La popularité des téléréalités de rénovation est loin de s'essouffler et cet automne, les nouveaux concepts rivalisent d'audace. Ces nouvelles émissions suivent la tendance des téléréalités de séduction et de cuisine en repoussant constamment les limites. Pour le meilleur et pour le pire.

DÉCO EXTRÊME

La pièce de montage de l'avenue du Mont-Royal n'a rien d'une salle de séjour dernier cri, mais c'est dans ce local froid que prend forme la dernière tendance en téléréalité au Québec. En 12 épisodes, le comédien Patrick Brosseau et sa conjointe designer Lorna Gordon invitent les téléspectateurs à les accompagner pas à pas dans la sérieComment rénover et faire 100 000 $ en 6 mois. On promet bons coups, trucs et conseils de flip immobilier.

Depuis peu, on repousse les limites des téléréalités au Québec, en suivant l'exemple américain. Les maisons de production relaient aux oubliettes les émissions de déco style magazine. À preuve, l'émission Décore ta vie, un concept consistant à offrir au participant un nouveau décor dans une pièce, présentera sa dernière saison cet automne, après 16 ans à l'antenne de Canal Vie.

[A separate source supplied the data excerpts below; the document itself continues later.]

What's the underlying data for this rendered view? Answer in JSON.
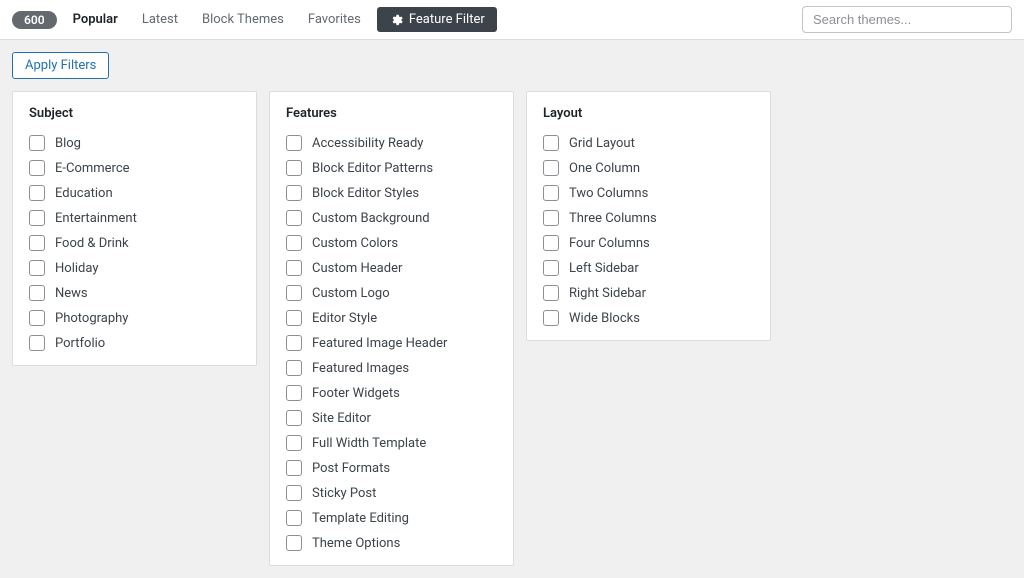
{
  "topbar": {
    "count": "600",
    "nav": [
      {
        "label": "Popular",
        "active": true
      },
      {
        "label": "Latest",
        "active": false
      },
      {
        "label": "Block Themes",
        "active": false
      },
      {
        "label": "Favorites",
        "active": false
      }
    ],
    "feature_filter_label": "Feature Filter",
    "search_placeholder": "Search themes..."
  },
  "apply_filters_label": "Apply Filters",
  "columns": [
    {
      "heading": "Subject",
      "options": [
        "Blog",
        "E-Commerce",
        "Education",
        "Entertainment",
        "Food & Drink",
        "Holiday",
        "News",
        "Photography",
        "Portfolio"
      ]
    },
    {
      "heading": "Features",
      "options": [
        "Accessibility Ready",
        "Block Editor Patterns",
        "Block Editor Styles",
        "Custom Background",
        "Custom Colors",
        "Custom Header",
        "Custom Logo",
        "Editor Style",
        "Featured Image Header",
        "Featured Images",
        "Footer Widgets",
        "Site Editor",
        "Full Width Template",
        "Post Formats",
        "Sticky Post",
        "Template Editing",
        "Theme Options"
      ]
    },
    {
      "heading": "Layout",
      "options": [
        "Grid Layout",
        "One Column",
        "Two Columns",
        "Three Columns",
        "Four Columns",
        "Left Sidebar",
        "Right Sidebar",
        "Wide Blocks"
      ]
    }
  ]
}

Réalisatrice terrain à Décore ta vie, Nicole Dussault, qui veille au montage d'épisodes deComment rénover et faire 100 000 $ en 6 mois, estime que le public est « prêt à autre chose, à quelque chose de plus gros ».

Le changement s'amorce, certes, mais les chaînes québécoises sont loin d'avoir autant de front que la BBC One, chez les Britanniques, qui, selon le journal The Guardian, présente la téléréalité la plus « cruelle » de son histoire avec Your Home in Their Hands. Dans un épisode devenu viral sur YouTube, on voit un couple fondre en larmes après avoir vu son entrée principale recouverte de fleurs en plastique, ses escaliers de tapis gazon et la chambre peinte rose poupée. L'animatrice, Celia Sawyer, est montée au rang de superstar.

« Ça ne passe pas au Québec de rire des gens. On fait d'ailleurs très attention dans nos choix de séquences pour que les gens aient l'air intelligents, pour ne pas les montrer en pyjama. Mais les téléspectateurs veulent du percutant, de l'émotion, avec de l'authenticité », dit Nicole Dussault, productrice.

Michel Godin n'a pas versé de larmes à la fin de sa participation à l'émission Des idées de grandeur dans ma cour, mais il a quand même dû sortir ses pinceaux et son marteau pour solidifier sa cour montée à la va-vite par l'équipe de l'émission. Sa conjointe et lui ont finalement investi 6500 $ de leurs poches dans l'aventure diffusée à Canal Vie.

« Évidemment, c'était ma cour, pas mon salon, ça n'a pas la même portée, dit-il. L'émission nous a permis d'amorcer notre projet, avec une terrasse, une clôture et un cabanon. Notre bilan est somme toute positif, avec beaucoup de "oui", et quelques "mais". Je crois que les participants doivent être réalistes, c'est un show, ce sont des coups d'oeil télé. Et les travaux se font vite. »

CE BESOIN D'ÊTRE VU

Professeur à l'École des médias de l'UQAM et spécialiste en téléréalités, Pierre Barrette croit qu'à l'instar des Américains et des Britanniques, les Québécois sont attirés par le « voyeurisme social ». La décoration devient un prétexte, dit-il.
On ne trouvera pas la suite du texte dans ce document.